The rate of complications did not differ statistically between minimally invasive and open surgeries (17.2% vs. 25%, p = 1), however minimally invasive repair of CDH resulted in a statistically significantly shorter hospital stay in our study compared to open repair (3.5 days vs. 6.8 days, p = .002). Previous research identified a shorter hospital stay as one of the benefits of minimally invasive surgery [Citation7,Citation12,Citation13]. Minimally invasive surgery should thus be viewed as the primary approach in skilled centers.

In our cohort, emergency operations comprised 36.1% of all surgeries, a rate similar to some previous studies with an emergency surgery rate of around 35% [Citation18]. However, in a review by Horton et al., the emergency surgery rate was as low as 14%, while in a retrospective study by Young et al., no emergency operations were performed [Citation8,Citation9,Citation18]. This wide variety in rate of emergency operations probably reflects the differences in healthcare structure and referral practices, as in our center, most of the patients (76.9%) undergoing emergency surgery were unaware of the presence of a CDH and as a tertiary center in a public healthcare system, our center provides care to all of the emergency CDH patients in our area. We found no statistical difference in the complication rate between emergency and elective operations (15.4% vs. 20.8%, p = 1) and no patients required intensive care after surgery.

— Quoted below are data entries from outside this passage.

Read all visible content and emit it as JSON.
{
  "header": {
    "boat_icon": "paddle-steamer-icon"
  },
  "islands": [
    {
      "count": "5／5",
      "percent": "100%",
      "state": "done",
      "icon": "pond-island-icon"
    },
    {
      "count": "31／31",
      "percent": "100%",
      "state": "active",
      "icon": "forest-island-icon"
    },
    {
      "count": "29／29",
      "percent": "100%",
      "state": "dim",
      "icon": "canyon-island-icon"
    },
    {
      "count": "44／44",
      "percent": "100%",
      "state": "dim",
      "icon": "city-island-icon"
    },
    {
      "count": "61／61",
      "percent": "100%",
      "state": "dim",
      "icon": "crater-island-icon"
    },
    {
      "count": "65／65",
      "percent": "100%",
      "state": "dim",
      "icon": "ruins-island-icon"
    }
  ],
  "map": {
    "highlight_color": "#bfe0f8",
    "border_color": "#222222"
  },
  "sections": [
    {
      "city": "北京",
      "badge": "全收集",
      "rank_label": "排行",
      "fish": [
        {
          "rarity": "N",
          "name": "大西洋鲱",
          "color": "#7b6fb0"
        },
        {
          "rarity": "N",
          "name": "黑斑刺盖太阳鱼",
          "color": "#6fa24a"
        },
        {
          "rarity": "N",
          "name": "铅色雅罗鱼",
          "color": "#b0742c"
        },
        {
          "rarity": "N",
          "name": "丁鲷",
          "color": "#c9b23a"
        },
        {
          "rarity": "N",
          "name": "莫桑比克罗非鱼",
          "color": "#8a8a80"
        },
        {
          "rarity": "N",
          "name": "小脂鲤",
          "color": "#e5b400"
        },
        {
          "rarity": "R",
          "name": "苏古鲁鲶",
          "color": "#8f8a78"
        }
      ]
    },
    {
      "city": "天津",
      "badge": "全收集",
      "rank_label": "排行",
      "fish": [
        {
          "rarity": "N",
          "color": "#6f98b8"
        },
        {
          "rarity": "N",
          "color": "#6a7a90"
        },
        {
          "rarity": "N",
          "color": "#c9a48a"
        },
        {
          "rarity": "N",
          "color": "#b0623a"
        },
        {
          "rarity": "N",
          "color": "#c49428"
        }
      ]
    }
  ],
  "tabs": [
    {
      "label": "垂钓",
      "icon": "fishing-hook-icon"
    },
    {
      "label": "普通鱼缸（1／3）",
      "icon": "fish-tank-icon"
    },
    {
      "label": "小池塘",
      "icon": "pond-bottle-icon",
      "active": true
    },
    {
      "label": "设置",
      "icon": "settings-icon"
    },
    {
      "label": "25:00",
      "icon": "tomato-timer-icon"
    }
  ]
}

A major strength of our study is the relatively large number of patients for such a rare disease. We identified all patients operated in our institution between a certain time period, compared to previous studies which are mostly case reports or case series’ with fewer patients. Most patients in our study had a long follow-up after surgery, and thus good data on long-term complications related to CDH repair, given Finland’s centralized national patient data registry.

There are several limitations to our study. As a retrospective case series, this type of study is susceptible to information and selection bias. However, we still serve as the only thoracic surgery unit for the Helsinki metropolitan area and Uusimaa Municipality area and work as a tertiary care center for general thoracic surgery for other university hospitals in Finland.

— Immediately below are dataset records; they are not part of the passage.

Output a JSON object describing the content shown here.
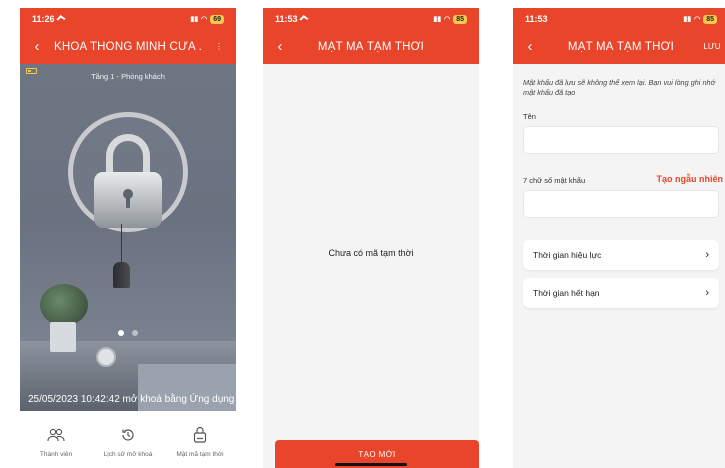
{
  "colors": {
    "accent": "#e8452b",
    "screen_bg": "#f4f4f4"
  },
  "phone1": {
    "status": {
      "time": "11:26",
      "battery": "69"
    },
    "title": "KHÓA THÔNG MINH CỬA ...",
    "back_icon": "chevron-left-icon",
    "menu_icon": "more-vertical-icon",
    "room": "Tầng 1 - Phòng khách",
    "lock_state_icon": "lock-icon",
    "last_event": "25/05/2023 10:42:42 mở khoá bằng Ứng dụng",
    "carousel_active_index": 1,
    "carousel_total": 2,
    "tabs": [
      {
        "label": "Thành viên",
        "icon": "users-icon"
      },
      {
        "label": "Lịch sử mở khoá",
        "icon": "history-icon"
      },
      {
        "label": "Mật mã tạm thời",
        "icon": "temp-password-icon"
      }
    ]
  },
  "phone2": {
    "status": {
      "time": "11:53",
      "battery": "85"
    },
    "title": "MẬT MÃ TẠM THỜI",
    "empty_message": "Chưa có mã tạm thời",
    "create_button": "TẠO MỚI"
  },
  "phone3": {
    "status": {
      "time": "11:53",
      "battery": "85"
    },
    "title": "MẬT MÃ TẠM THỜI",
    "save_label": "LƯU",
    "notice": "Mật khẩu đã lưu sẽ không thể xem lại. Bạn vui lòng ghi nhớ mật khẩu đã tạo",
    "name_label": "Tên",
    "name_value": "",
    "password_label": "7 chữ số mật khẩu",
    "password_value": "",
    "random_link": "Tạo ngẫu nhiên",
    "valid_time_label": "Thời gian hiệu lực",
    "expire_time_label": "Thời gian hết hạn"
  }
}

To conclude, our study supports the claim that the operative treatment of congenital diaphragmatic hernia is safe and effective. All surgical approaches appear to bring about a lasting result. Thus, minimally invasive repair represents a good option for experienced surgeons, accompanying a shorter hospital stay and minimal morbidity. Still, further research is required on the long-term results among CDH patients.

Ethical approval

The Helsinki University Hospital Institutional Review Board approved the study protocol as part of the rare hernias study (HUS/60/2019).

Consent form

The consent to participate was waived by the ethics committee. All authors have provided consent for publication.

Author contributions

All authors contributed to the study conception and design. Material preparation, data collection and analysis were performed by Henriikka Hietaniemi and Tommi Järvinen. The first draft of the manuscript was written by Henriikka Hietaniemi, and all authors commented on previous versions of the manuscript. All authors read and approved the final manuscript.

Disclosure statement

No potential conflict of interest was reported by the author(s).

Data availability statement

The data are available from the author. Code availability (software application or custom code).

Correction Statement

This article has been corrected with minor changes. These changes do not impact the academic content of the article.

Additional information

Funding

The study was financed by state funding.